Protect your pets from bed bugs while traveling


There has been a lot of news lately about a growing bed bug problem, and the summer months are their busiest time of year. But there are things you can do to protect your four-legged friend.

Charlotte Reed loves to travel with her dog, but worries about exposing her pet to bed bugs when on the road.

It's a valid concern, says research entomologist Jeffery White of Bedbug Central. In fact, a recent survey found 67 percent of pest management companies have treated bed bugs in hotel rooms. And he says all pets are fair game.

"Dogs, cats, birds, guinea pigs. Any pet, for instance, could be a food source for a bed bug," White said.

And while bed bugs don't tend to live on pets long term - like fleas and ticks - that doesn't mean your pet can't bring them home, warns American Veterinary Medical Association's Kimberly May.

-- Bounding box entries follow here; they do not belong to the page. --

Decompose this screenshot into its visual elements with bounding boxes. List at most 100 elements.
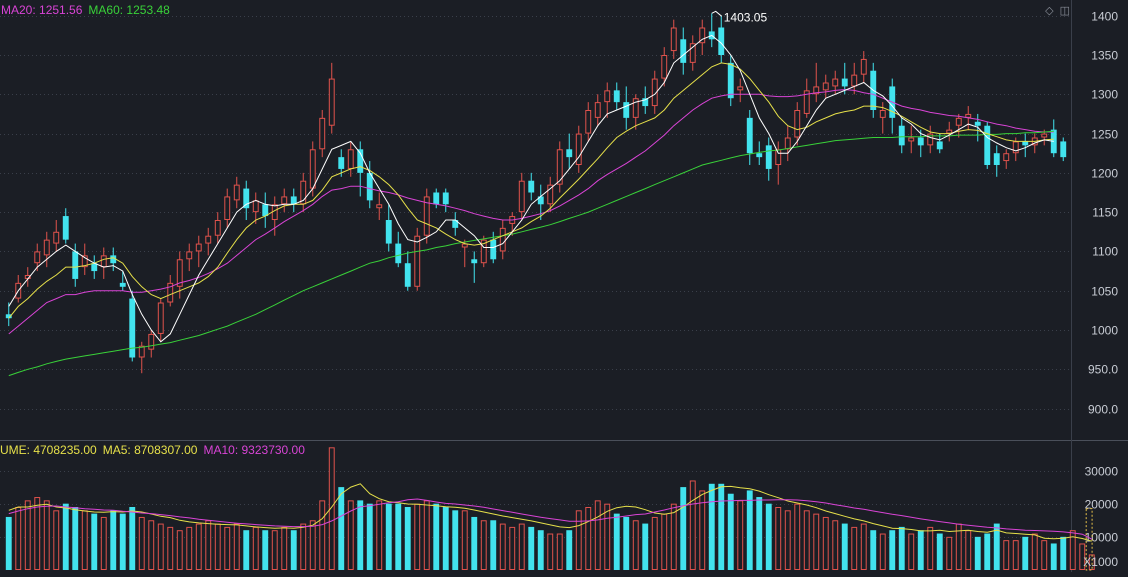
candle[interactable] [594, 94, 601, 126]
volume-bar[interactable] [309, 520, 316, 571]
volume-bar[interactable] [195, 523, 202, 570]
candle[interactable] [376, 192, 383, 221]
candle[interactable] [699, 19, 706, 55]
volume-bar[interactable] [993, 523, 1000, 570]
volume-bar[interactable] [670, 503, 677, 570]
panel-toggle-icon[interactable]: ◫ [1059, 5, 1070, 17]
candle[interactable] [689, 35, 696, 71]
candle[interactable] [233, 176, 240, 209]
volume-bar[interactable] [699, 490, 706, 570]
volume-bar[interactable] [1041, 540, 1048, 571]
candle[interactable] [585, 102, 592, 142]
volume-bar[interactable] [632, 520, 639, 571]
volume-bar[interactable] [737, 500, 744, 570]
volume-bar[interactable] [157, 523, 164, 570]
candle[interactable] [518, 172, 525, 220]
volume-bar[interactable] [480, 520, 487, 571]
volume-bar[interactable] [822, 516, 829, 571]
volume-bar[interactable] [452, 510, 459, 570]
candle[interactable] [148, 330, 155, 358]
candle[interactable] [186, 243, 193, 272]
candle[interactable] [680, 27, 687, 75]
candle[interactable] [290, 188, 297, 213]
candle[interactable] [214, 212, 221, 244]
candle[interactable] [167, 275, 174, 307]
candle[interactable] [955, 113, 962, 138]
candle[interactable] [927, 125, 934, 154]
volume-bar[interactable] [727, 493, 734, 570]
volume-bar[interactable] [442, 507, 449, 570]
volume-bar[interactable] [556, 533, 563, 570]
volume-bar[interactable] [917, 530, 924, 570]
candle[interactable] [452, 212, 459, 236]
candle[interactable] [442, 188, 449, 213]
volume-bar[interactable] [974, 536, 981, 570]
volume-bar[interactable] [775, 507, 782, 570]
volume-bar[interactable] [214, 523, 221, 570]
volume-bar[interactable] [898, 526, 905, 570]
candle[interactable] [338, 149, 345, 177]
candle[interactable] [157, 298, 164, 342]
volume-bar[interactable] [366, 503, 373, 570]
volume-bar[interactable] [1050, 543, 1057, 570]
volume-bar[interactable] [119, 513, 126, 570]
candle[interactable] [841, 62, 848, 95]
volume-bar[interactable] [414, 503, 421, 570]
candle[interactable] [917, 129, 924, 158]
candle[interactable] [813, 62, 820, 103]
volume-bar[interactable] [53, 510, 60, 571]
candle[interactable] [414, 227, 421, 291]
candle[interactable] [91, 255, 98, 279]
candle[interactable] [395, 231, 402, 268]
volume-bar[interactable] [91, 513, 98, 570]
candle[interactable] [822, 74, 829, 99]
volume-bar[interactable] [252, 526, 259, 570]
candle[interactable] [993, 145, 1000, 177]
candle[interactable] [423, 188, 430, 244]
volume-bar[interactable] [357, 500, 364, 570]
volume-bar[interactable] [376, 500, 383, 570]
candle[interactable] [566, 133, 573, 169]
volume-bar[interactable] [338, 487, 345, 570]
volume-bar[interactable] [841, 523, 848, 570]
volume-bar[interactable] [528, 526, 535, 570]
volume-bar[interactable] [889, 530, 896, 570]
volume-bar[interactable] [708, 483, 715, 570]
candle[interactable] [860, 51, 867, 83]
volume-bar[interactable] [756, 497, 763, 570]
candle[interactable] [661, 47, 668, 87]
volume-bar[interactable] [784, 510, 791, 571]
candle[interactable] [224, 188, 231, 228]
volume-bar[interactable] [395, 503, 402, 570]
candle[interactable] [1060, 137, 1067, 162]
volume-bar[interactable] [300, 523, 307, 570]
candle[interactable] [404, 251, 411, 291]
volume-bar[interactable] [433, 503, 440, 570]
volume-bar[interactable] [243, 530, 250, 570]
candle[interactable] [984, 121, 991, 169]
candle[interactable] [946, 121, 953, 142]
candle[interactable] [803, 78, 810, 118]
candle[interactable] [195, 235, 202, 268]
volume-bar[interactable] [129, 507, 136, 570]
volume-bar[interactable] [43, 500, 50, 570]
candle[interactable] [613, 82, 620, 111]
volume-bar[interactable] [224, 526, 231, 570]
candle[interactable] [547, 176, 554, 213]
candle[interactable] [357, 141, 364, 197]
volume-bar[interactable] [404, 507, 411, 570]
volume-bar[interactable] [5, 516, 12, 570]
volume-bar[interactable] [946, 536, 953, 570]
candle[interactable] [765, 137, 772, 181]
candle[interactable] [119, 271, 126, 291]
candle[interactable] [53, 220, 60, 252]
candle[interactable] [129, 290, 136, 362]
volume-bar[interactable] [718, 483, 725, 570]
volume-bar[interactable] [936, 533, 943, 570]
volume-bar[interactable] [186, 526, 193, 570]
volume-bar[interactable] [927, 526, 934, 570]
volume-bar[interactable] [746, 490, 753, 570]
volume-bar[interactable] [537, 530, 544, 570]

"Pets can transport bedbugs, just mechanically, the bed bug hitches a ride on your pet and gets into your house," May said.

Or, more commonly, they can snuggle up in your pet's bedding.

"Their carrier could have a bed bug inside of it and that's how you introduce bed bugs into your home," White said.

So how can you keep your pets and your home safe?

First, experts say, when traveling, thoroughly inspect your hotel room for bugs before you bring your pet through the door. The bugs are visible to the naked eye.

"One of the most common areas that you want to inspect when you stay in a hotel room is either the headboard, where bed bugs will typically hide, or the bottom of the box spring," White said.

Second, consider leaving your pets' bedding in the bathroom, where there will be less chance of bugs.

"Keep it separate. Keep it closed if you can," May said.

And consider treating the carrier with a pet-safe bed bug repellent spray.

"I always spray the carrier prior to leaving my house," Reed said.

When you check out, make sure to examine your pet's bedding thoroughly and take further precautions once you get home.

"Immediately launder it in the hottest water that you can. If there are any rips or holes in it, you want to discard it," May said.

And consider laundering your pet as well.

"Have them bathed and groomed before you even take them to your house," May said.

While none of these precautions can guarantee to keep your pets and home bed-bug free, experts say they can cut down the risk.

Unlike fleas and ticks, bed bugs aren't known to carry disease. Their bites are merely irritating and itchy to pets and people.

Also, while there's no research to prove that flea and tick sprays can help keep pets bed bug free, experts say it can't hurt to use them and will at least keep your pet protected from other, more dangerous parasites.